Dopo Crimini e misfatti e Match Point, Sogni e delitti (Cassandra’s dream) ritrova in ottima forma un Woody Allen indagatore della natura umana, alla ricerca di risposte sul fato, sulla responsabilità morale e sulla capacità di scelte autonome. Alle soglie dei settant’anni, questa volta il regista ritorna al cinema senza alcuna ironia, ma con una visione meno amara e cupa della vita nonostante l’esito tragico della vicenda.
Mentre in Crimini e misfatti Martin Landau la faceva franca con la propria coscienza, e in Match point lo scotto che paga Chris per i suoi omicidi è quello di rimanere estraneo a se stesso e al suo successo, in Sogni e delitti i due protagonisti estingueranno con la vita il debito di un delitto senza giustizia.
Dio e fato sono le due parallele in mezzo alle quali scorrono le vite dei due fratelli interpretati da Ewan McGregor e Colin Farrell: da un lato il destino necessario che rende vana qualsiasi decisione umana, dall’altro, un Dio che, riprendendo una frase dei Fratelli Karamazov di Dostoevskij, “se è morto, tutto è possibile”. In mezzo, l’autonomia delle scelte umane quando queste si configurano in un orizzonte che tiene conto dei sentimenti delle persone intorno a noi: la coscienza. E proprio quest’ultima sembra essere la chiave di volta di Sogni e delitti.
Due fratelli, dunque, velleitari ma spiantati che sognano una vita ricca e di successo. E il loro sogno si apre e si chiude su una barca che acquistano grazie alle vincite alle corse dei cani di uno di loro. Cassandra’s dream appunto. Il nome della barca e del cane vincitore. Un destino iscritto in un nome, ecco, che mette in moto una serie di eventi a catena. Necessari, sembra.
A seguire, i due si ritrovano nel vortice della realizzazione dei propri sogni, a comprare case e a mettersi in affari in California, a frequentare belle donne ambiziose e aspiranti attrici fino ad arrivare a uccidere. ”Non c’è alternativa” dice il fratello cattivo-McGregor a quello buono-Farrell. E in effetti alternativa non c’è quando tutti i personaggi sono attutiti nei loro sentimenti. Allen è straordinario nel raccontarcelo utilizzando un clima secco e asettico, quasi al limite della noia, in cui nessun protagonista sembra mosso da emozioni e procede come un automa verso un destino cieco fatto di “cose”. E se un dio a cui riferire della propria condotta non esiste (“e se dio ci fosse?”. “Dio non c’è” risponde McGregor a Farrell) e la coscienza neanche, allora crolla l’orizzonte morale e non ha più senso interrogarsi.
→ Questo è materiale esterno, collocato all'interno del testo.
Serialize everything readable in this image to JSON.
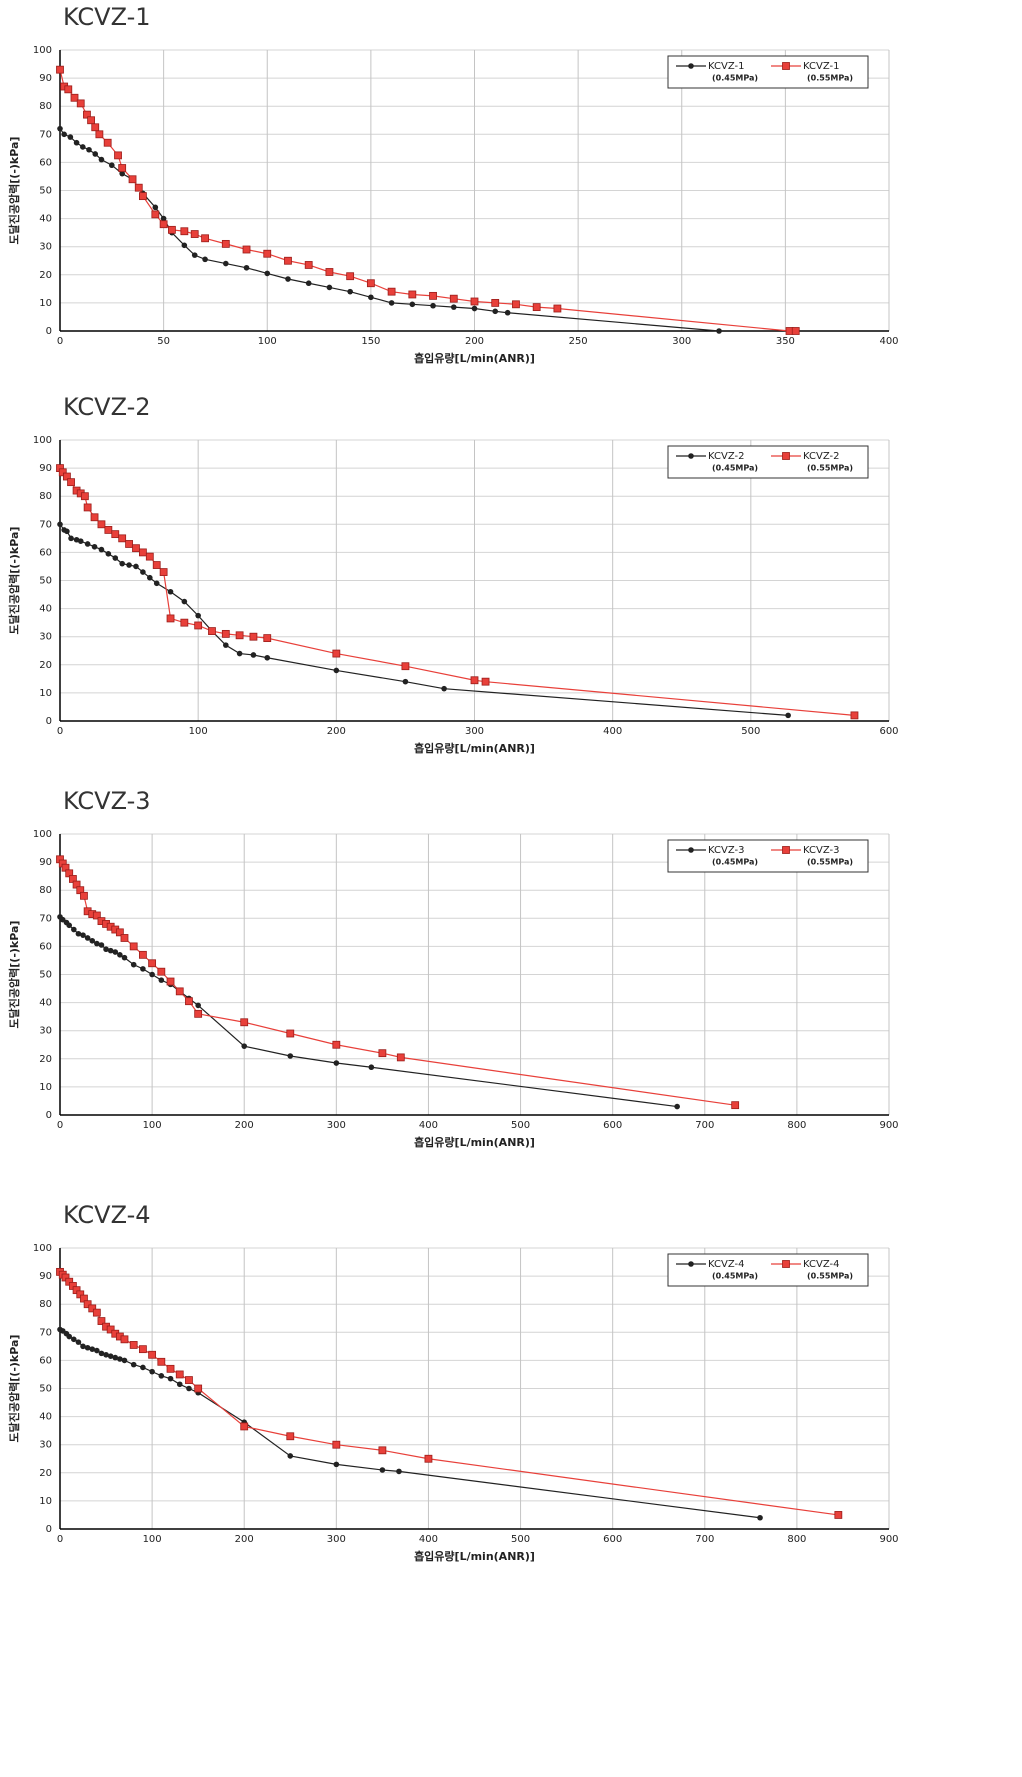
{
  "chart_data": [
    {
      "type": "line",
      "title": "KCVZ-1",
      "x_label": "흡입유량[L/min(ANR)]",
      "y_label": "도달진공압력[(-)kPa]",
      "xlim": [
        0,
        400
      ],
      "ylim": [
        0,
        100
      ],
      "xticks": [
        0,
        50,
        100,
        150,
        200,
        250,
        300,
        350,
        400
      ],
      "yticks": [
        0,
        10,
        20,
        30,
        40,
        50,
        60,
        70,
        80,
        90,
        100
      ],
      "grid": true,
      "legend": "top-right",
      "series": [
        {
          "name": "KCVZ-1",
          "label": "(0.45MPa)",
          "color": "#222222",
          "marker": "circle",
          "x": [
            0,
            2,
            5,
            8,
            11,
            14,
            17,
            20,
            25,
            30,
            35,
            40,
            46,
            50,
            54,
            60,
            65,
            70,
            80,
            90,
            100,
            110,
            120,
            130,
            140,
            150,
            160,
            170,
            180,
            190,
            200,
            210,
            216,
            318
          ],
          "values": [
            72,
            70,
            69,
            67,
            65.5,
            64.5,
            63,
            61,
            59,
            56,
            54,
            49,
            44,
            40,
            35,
            30.5,
            27,
            25.5,
            24,
            22.5,
            20.5,
            18.5,
            17,
            15.5,
            14,
            12,
            10,
            9.5,
            9,
            8.5,
            8,
            7,
            6.5,
            0
          ]
        },
        {
          "name": "KCVZ-1",
          "label": "(0.55MPa)",
          "color": "#e8403a",
          "marker": "square",
          "x": [
            0,
            2,
            4,
            7,
            10,
            13,
            15,
            17,
            19,
            23,
            28,
            30,
            35,
            38,
            40,
            46,
            50,
            54,
            60,
            65,
            70,
            80,
            90,
            100,
            110,
            120,
            130,
            140,
            150,
            160,
            170,
            180,
            190,
            200,
            210,
            220,
            230,
            240,
            352,
            355
          ],
          "values": [
            93,
            87,
            86,
            83,
            81,
            77,
            75,
            72.5,
            70,
            67,
            62.5,
            58,
            54,
            51,
            48,
            41.5,
            38,
            36,
            35.5,
            34.5,
            33,
            31,
            29,
            27.5,
            25,
            23.5,
            21,
            19.5,
            17,
            14,
            13,
            12.5,
            11.5,
            10.5,
            10,
            9.5,
            8.5,
            8,
            0,
            0
          ]
        }
      ]
    },
    {
      "type": "line",
      "title": "KCVZ-2",
      "x_label": "흡입유량[L/min(ANR)]",
      "y_label": "도달진공압력[(-)kPa]",
      "xlim": [
        0,
        600
      ],
      "ylim": [
        0,
        100
      ],
      "xticks": [
        0,
        100,
        200,
        300,
        400,
        500,
        600
      ],
      "yticks": [
        0,
        10,
        20,
        30,
        40,
        50,
        60,
        70,
        80,
        90,
        100
      ],
      "grid": true,
      "legend": "top-right",
      "series": [
        {
          "name": "KCVZ-2",
          "label": "(0.45MPa)",
          "color": "#222222",
          "marker": "circle",
          "x": [
            0,
            3,
            5,
            8,
            12,
            15,
            20,
            25,
            30,
            35,
            40,
            45,
            50,
            55,
            60,
            65,
            70,
            80,
            90,
            100,
            110,
            120,
            130,
            140,
            150,
            200,
            250,
            278,
            527
          ],
          "values": [
            70,
            68,
            67.5,
            65,
            64.5,
            64,
            63,
            62,
            61,
            59.5,
            58,
            56,
            55.5,
            55,
            53,
            51,
            49,
            46,
            42.5,
            37.5,
            32,
            27,
            24,
            23.5,
            22.5,
            18,
            14,
            11.5,
            2
          ]
        },
        {
          "name": "KCVZ-2",
          "label": "(0.55MPa)",
          "color": "#e8403a",
          "marker": "square",
          "x": [
            0,
            2,
            5,
            8,
            12,
            15,
            18,
            20,
            25,
            30,
            35,
            40,
            45,
            50,
            55,
            60,
            65,
            70,
            75,
            80,
            90,
            100,
            110,
            120,
            130,
            140,
            150,
            200,
            250,
            300,
            308,
            575
          ],
          "values": [
            90,
            88.5,
            87,
            85,
            82,
            81,
            80,
            76,
            72.5,
            70,
            68,
            66.5,
            65,
            63,
            61.5,
            60,
            58.5,
            55.5,
            53,
            36.5,
            35,
            34,
            32,
            31,
            30.5,
            30,
            29.5,
            24,
            19.5,
            14.5,
            14,
            2
          ]
        }
      ]
    },
    {
      "type": "line",
      "title": "KCVZ-3",
      "x_label": "흡입유량[L/min(ANR)]",
      "y_label": "도달진공압력[(-)kPa]",
      "xlim": [
        0,
        900
      ],
      "ylim": [
        0,
        100
      ],
      "xticks": [
        0,
        100,
        200,
        300,
        400,
        500,
        600,
        700,
        800,
        900
      ],
      "yticks": [
        0,
        10,
        20,
        30,
        40,
        50,
        60,
        70,
        80,
        90,
        100
      ],
      "grid": true,
      "legend": "top-right",
      "series": [
        {
          "name": "KCVZ-3",
          "label": "(0.45MPa)",
          "color": "#222222",
          "marker": "circle",
          "x": [
            0,
            3,
            7,
            10,
            15,
            20,
            25,
            30,
            35,
            40,
            45,
            50,
            55,
            60,
            65,
            70,
            80,
            90,
            100,
            110,
            120,
            130,
            140,
            150,
            200,
            250,
            300,
            338,
            670
          ],
          "values": [
            70.5,
            69.5,
            68.5,
            67.5,
            66,
            64.5,
            64,
            63,
            62,
            61,
            60.5,
            59,
            58.5,
            58,
            57,
            56,
            53.5,
            52,
            50,
            48,
            46.5,
            44,
            41.5,
            39,
            24.5,
            21,
            18.5,
            17,
            3
          ]
        },
        {
          "name": "KCVZ-3",
          "label": "(0.55MPa)",
          "color": "#e8403a",
          "marker": "square",
          "x": [
            0,
            3,
            6,
            10,
            14,
            18,
            22,
            26,
            30,
            35,
            40,
            45,
            50,
            55,
            60,
            65,
            70,
            80,
            90,
            100,
            110,
            120,
            130,
            140,
            150,
            200,
            250,
            300,
            350,
            370,
            733
          ],
          "values": [
            91,
            89.5,
            88,
            86,
            84,
            82,
            80,
            78,
            72.5,
            71.5,
            71,
            69,
            68,
            67,
            66,
            65,
            63,
            60,
            57,
            54,
            51,
            47.5,
            44,
            40.5,
            36,
            33,
            29,
            25,
            22,
            20.5,
            3.5
          ]
        }
      ]
    },
    {
      "type": "line",
      "title": "KCVZ-4",
      "x_label": "흡입유량[L/min(ANR)]",
      "y_label": "도달진공압력[(-)kPa]",
      "xlim": [
        0,
        900
      ],
      "ylim": [
        0,
        100
      ],
      "xticks": [
        0,
        100,
        200,
        300,
        400,
        500,
        600,
        700,
        800,
        900
      ],
      "yticks": [
        0,
        10,
        20,
        30,
        40,
        50,
        60,
        70,
        80,
        90,
        100
      ],
      "grid": true,
      "legend": "top-right",
      "series": [
        {
          "name": "KCVZ-4",
          "label": "(0.45MPa)",
          "color": "#222222",
          "marker": "circle",
          "x": [
            0,
            3,
            7,
            10,
            15,
            20,
            25,
            30,
            35,
            40,
            45,
            50,
            55,
            60,
            65,
            70,
            80,
            90,
            100,
            110,
            120,
            130,
            140,
            150,
            200,
            250,
            300,
            350,
            368,
            760
          ],
          "values": [
            71,
            70.5,
            69.5,
            68.5,
            67.5,
            66.5,
            65,
            64.5,
            64,
            63.5,
            62.5,
            62,
            61.5,
            61,
            60.5,
            60,
            58.5,
            57.5,
            56,
            54.5,
            53.5,
            51.5,
            50,
            48.5,
            38,
            26,
            23,
            21,
            20.5,
            4
          ]
        },
        {
          "name": "KCVZ-4",
          "label": "(0.55MPa)",
          "color": "#e8403a",
          "marker": "square",
          "x": [
            0,
            3,
            6,
            10,
            14,
            18,
            22,
            26,
            30,
            35,
            40,
            45,
            50,
            55,
            60,
            65,
            70,
            80,
            90,
            100,
            110,
            120,
            130,
            140,
            150,
            200,
            250,
            300,
            350,
            400,
            845
          ],
          "values": [
            91.5,
            90.5,
            89.5,
            88,
            86.5,
            85,
            83.5,
            82,
            80,
            78.5,
            77,
            74,
            72,
            71,
            69.5,
            68.5,
            67.5,
            65.5,
            64,
            62,
            59.5,
            57,
            55,
            53,
            50,
            36.5,
            33,
            30,
            28,
            25,
            5
          ]
        }
      ]
    }
  ]
}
Ma una falla, in questo sistema compiutamente congegnato in cui ogni evento sembra incastrarsi a perfezione (le circostanze favorevoli, l’assenza di testimoni durante l’omicidio), c’è, ed è la presa di coscienza dell’atrocità commessa da parte di uno dei due fratelli, quello buono, che, nel momento stesso in cui diventa consapevole di essere responsabile di un delitto, mostra la sua sensibilità alla sofferenza e al dolore provocati. E partecipando alle emozioni altrui mette in campo quella dimensione etica inevitabile in cui scatta anche il senso di giustizia. L’omicidio dello scomodo testimone che lo zio “d’America“ (Tom Wilkinson) chiede ai due fratelli in cambio del suo denaro, produrrà sì un morto senza giustizia, ma una giustizia traslata – tramontata l’ondata d’indifferenza emotiva – si realizzerà negli esiti drammatici che sulla barca chiuderanno il cerchio.
Così se Dio non c’è, sembra dire Allen, però ci siamo noi e la possibilità di scegliere, che si manifesta nella percezione della rilevanza dell’altro e che porterà McGregor e Farrell a una colluttazione finale che li rimetterà in contatto con il mondo altrui. Tutto questo perchè l’uomo non venga ridotto a una pedina che tra Dio e fato perda di autonomia sulla scacchiera della vita.
io invece ho trovato il film angosciante e secondo me Allen sta perdendo il suo ateismo.
Magari mi spiego meglio e ci si incontra in una “divisione”.